Combine the remaining 1 cup sugar, the lemon juice, syrup and orange zest and mix. Add the cranberries and toss to coat the fruit.
Heat a medium saute pan and add the cranberry mixture. Saute quickly, 3 to 5 minutes.
Combine the pear and cranberry mixtures in a bowl and set aside to cool.
Make the topping: In a medium bowl, combine the flour, sugar, cinnamon, ginger and salt. Mix to blend. Work the butter in with your fingers until the mixture is coarse and somewhat moist. The butter should not be fully integrated but there should not be any large chunks either. At the last minute, gently blend in the almonds.

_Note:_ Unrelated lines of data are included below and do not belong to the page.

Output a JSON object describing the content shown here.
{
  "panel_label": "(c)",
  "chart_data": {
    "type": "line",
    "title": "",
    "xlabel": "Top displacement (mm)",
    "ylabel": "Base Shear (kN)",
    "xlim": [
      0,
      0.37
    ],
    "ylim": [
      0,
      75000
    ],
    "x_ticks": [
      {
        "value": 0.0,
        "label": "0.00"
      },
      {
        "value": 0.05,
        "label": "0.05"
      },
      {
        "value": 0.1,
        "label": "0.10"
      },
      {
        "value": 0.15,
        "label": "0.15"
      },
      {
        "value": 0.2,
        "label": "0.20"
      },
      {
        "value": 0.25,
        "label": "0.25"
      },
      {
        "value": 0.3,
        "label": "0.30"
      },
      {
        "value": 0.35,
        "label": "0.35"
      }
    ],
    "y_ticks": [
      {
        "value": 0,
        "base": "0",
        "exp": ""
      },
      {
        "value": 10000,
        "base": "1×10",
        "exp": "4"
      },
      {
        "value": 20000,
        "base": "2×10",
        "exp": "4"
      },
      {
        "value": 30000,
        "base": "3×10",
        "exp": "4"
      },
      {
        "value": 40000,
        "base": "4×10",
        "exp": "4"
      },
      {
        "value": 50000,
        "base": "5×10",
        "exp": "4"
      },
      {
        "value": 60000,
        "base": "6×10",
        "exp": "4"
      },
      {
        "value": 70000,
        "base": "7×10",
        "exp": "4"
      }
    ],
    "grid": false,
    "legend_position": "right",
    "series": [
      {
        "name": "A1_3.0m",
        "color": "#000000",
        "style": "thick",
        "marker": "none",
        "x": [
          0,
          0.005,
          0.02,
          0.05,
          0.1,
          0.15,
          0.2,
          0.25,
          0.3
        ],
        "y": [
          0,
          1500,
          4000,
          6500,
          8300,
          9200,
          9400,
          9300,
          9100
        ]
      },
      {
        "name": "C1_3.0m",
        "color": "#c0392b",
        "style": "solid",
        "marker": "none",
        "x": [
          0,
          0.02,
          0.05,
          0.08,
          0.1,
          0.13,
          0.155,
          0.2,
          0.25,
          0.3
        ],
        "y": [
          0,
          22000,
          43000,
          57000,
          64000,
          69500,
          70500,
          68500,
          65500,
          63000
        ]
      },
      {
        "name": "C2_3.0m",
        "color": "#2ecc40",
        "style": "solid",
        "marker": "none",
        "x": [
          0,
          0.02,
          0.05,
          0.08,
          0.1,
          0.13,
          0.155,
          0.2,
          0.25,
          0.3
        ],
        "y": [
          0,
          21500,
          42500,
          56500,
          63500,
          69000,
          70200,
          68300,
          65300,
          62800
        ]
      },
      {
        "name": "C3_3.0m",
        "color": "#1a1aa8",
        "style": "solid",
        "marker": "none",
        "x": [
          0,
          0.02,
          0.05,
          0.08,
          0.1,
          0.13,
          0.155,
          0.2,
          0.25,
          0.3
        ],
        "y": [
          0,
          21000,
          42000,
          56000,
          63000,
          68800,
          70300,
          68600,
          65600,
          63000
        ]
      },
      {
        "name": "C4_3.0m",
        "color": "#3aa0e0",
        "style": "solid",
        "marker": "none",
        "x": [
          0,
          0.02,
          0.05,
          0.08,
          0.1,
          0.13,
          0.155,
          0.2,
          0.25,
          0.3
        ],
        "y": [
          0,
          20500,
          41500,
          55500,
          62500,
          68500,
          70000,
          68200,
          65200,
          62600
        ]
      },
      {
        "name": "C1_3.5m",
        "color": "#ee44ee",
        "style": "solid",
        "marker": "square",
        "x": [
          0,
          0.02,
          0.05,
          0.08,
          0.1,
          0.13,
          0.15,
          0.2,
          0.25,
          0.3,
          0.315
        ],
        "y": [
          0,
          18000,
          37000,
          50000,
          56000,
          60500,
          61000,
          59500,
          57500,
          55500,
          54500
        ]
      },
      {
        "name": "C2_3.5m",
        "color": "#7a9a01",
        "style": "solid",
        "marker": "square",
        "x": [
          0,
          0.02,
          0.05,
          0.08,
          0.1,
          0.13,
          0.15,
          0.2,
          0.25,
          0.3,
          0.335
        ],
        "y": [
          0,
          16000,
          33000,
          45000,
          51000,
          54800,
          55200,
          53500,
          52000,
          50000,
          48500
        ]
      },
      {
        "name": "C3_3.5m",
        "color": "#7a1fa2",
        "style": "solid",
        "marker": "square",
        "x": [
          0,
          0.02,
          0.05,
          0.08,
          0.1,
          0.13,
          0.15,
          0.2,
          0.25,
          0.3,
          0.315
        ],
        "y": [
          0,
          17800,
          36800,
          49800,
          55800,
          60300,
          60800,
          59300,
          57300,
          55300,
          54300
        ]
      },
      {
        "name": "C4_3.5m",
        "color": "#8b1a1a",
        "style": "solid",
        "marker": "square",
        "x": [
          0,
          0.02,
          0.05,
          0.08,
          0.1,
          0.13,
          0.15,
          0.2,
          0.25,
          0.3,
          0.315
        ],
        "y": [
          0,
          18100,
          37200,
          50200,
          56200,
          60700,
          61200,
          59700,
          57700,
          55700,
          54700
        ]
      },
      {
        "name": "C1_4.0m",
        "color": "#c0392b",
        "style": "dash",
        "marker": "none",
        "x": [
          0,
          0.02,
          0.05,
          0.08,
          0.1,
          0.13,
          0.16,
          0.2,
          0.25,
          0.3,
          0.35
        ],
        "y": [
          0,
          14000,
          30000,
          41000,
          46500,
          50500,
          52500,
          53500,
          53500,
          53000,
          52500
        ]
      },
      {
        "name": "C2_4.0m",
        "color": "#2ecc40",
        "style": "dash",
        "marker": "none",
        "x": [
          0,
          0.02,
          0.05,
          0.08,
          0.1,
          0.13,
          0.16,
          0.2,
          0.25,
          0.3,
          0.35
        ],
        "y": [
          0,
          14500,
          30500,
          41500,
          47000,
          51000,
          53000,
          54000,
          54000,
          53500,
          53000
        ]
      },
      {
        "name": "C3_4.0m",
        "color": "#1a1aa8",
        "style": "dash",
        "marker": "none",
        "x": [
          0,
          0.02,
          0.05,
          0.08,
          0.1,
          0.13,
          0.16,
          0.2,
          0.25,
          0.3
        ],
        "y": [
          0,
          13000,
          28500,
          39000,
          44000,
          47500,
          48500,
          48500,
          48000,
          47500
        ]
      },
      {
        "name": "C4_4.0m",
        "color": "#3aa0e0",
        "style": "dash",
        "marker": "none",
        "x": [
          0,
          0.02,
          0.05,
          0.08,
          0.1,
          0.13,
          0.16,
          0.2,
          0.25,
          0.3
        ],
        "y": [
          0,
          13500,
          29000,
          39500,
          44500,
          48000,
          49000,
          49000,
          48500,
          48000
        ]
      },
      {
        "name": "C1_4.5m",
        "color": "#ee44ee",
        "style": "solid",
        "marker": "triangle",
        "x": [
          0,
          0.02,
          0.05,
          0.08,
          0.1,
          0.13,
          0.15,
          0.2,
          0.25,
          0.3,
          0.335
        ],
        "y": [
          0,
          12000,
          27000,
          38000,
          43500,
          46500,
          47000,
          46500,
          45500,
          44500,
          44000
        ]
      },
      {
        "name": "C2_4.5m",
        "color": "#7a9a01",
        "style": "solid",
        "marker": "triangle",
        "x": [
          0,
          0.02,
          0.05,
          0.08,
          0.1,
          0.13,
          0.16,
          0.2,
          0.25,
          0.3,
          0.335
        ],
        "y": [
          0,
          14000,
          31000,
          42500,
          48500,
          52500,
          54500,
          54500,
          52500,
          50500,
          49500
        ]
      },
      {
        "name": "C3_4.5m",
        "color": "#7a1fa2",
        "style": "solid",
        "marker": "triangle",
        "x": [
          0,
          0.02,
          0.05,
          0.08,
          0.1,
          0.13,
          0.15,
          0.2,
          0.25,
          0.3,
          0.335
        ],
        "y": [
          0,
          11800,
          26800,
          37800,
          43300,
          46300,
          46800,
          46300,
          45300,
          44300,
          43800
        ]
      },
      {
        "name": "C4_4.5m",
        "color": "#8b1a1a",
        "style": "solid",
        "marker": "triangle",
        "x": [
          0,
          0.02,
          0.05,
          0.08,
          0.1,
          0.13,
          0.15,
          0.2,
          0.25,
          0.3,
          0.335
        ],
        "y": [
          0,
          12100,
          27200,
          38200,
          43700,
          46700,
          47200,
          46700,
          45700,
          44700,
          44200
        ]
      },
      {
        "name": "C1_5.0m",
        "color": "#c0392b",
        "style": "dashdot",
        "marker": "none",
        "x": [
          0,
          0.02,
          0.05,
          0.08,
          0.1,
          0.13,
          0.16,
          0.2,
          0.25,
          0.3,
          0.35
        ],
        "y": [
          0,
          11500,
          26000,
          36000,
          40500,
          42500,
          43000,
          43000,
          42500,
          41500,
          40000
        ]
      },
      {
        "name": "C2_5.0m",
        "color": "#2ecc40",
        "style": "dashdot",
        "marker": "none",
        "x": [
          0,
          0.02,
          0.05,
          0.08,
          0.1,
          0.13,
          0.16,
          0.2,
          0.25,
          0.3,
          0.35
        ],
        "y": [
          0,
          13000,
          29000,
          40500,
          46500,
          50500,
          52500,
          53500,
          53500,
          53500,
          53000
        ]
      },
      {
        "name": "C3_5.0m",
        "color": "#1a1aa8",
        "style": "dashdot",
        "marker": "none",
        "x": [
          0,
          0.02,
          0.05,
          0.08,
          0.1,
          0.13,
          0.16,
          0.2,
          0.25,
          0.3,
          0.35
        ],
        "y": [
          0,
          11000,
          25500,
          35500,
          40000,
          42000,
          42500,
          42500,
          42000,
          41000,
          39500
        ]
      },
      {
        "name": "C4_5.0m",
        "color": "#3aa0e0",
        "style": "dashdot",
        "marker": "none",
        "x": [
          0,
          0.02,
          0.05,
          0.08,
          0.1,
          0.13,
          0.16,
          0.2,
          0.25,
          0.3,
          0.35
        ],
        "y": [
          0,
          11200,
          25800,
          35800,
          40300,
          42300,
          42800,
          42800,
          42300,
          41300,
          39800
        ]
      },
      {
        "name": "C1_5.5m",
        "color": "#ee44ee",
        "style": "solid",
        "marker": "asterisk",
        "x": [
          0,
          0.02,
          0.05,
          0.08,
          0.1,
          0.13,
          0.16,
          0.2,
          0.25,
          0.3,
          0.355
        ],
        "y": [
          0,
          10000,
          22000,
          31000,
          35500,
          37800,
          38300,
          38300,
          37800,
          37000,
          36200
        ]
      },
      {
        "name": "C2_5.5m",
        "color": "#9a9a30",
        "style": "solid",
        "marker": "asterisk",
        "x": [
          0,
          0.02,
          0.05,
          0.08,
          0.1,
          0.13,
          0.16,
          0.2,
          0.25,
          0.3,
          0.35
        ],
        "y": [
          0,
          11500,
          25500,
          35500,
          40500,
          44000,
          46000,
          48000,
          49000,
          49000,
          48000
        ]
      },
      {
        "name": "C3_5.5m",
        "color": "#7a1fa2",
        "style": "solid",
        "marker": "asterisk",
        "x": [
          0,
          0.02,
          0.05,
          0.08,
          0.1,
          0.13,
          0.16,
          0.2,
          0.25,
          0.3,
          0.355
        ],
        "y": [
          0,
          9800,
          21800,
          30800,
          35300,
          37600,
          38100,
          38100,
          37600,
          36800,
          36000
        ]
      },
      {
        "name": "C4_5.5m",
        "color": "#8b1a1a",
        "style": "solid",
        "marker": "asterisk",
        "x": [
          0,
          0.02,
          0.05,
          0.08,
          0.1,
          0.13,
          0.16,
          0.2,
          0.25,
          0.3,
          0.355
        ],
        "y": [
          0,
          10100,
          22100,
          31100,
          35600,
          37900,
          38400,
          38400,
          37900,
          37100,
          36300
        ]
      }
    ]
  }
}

Assemble the crumble: Arrange the fruit in the baking dish and spread the topping evenly over the fruit. Place the dish in the center of the oven and bake for 30 to 35 minutes. The fruit should be tender and yielding when pierced with the tip of a knife. Allow to cool slightly before serving. Grate a little zest from the lemon on top of the crumble. Serve with scoops of vanilla ice cream topped with Orange Garnish if desired.
Bring 2 small pots of water to a boil.
Using a small knife, peel one single piece of skin from around the "equator" (center) of each orange. Trim any thick pith off the inside of each peel, taking care they stay in one piece.
Drop the zests into the first pot and boil for 1 minute. Strain and drop them into the second pot. Cook for 1 minute, strain and set them aside.
In a third small pot, bring the sugar, 2 cups water and turmeric to a boil. Submerge the orange zests and cook over high heat until the liquid boils. Reduce to a simmer and cook until the zests are tender, 15 to 20 minutes. Remove the zests to a baking sheet and allow them to cool flat.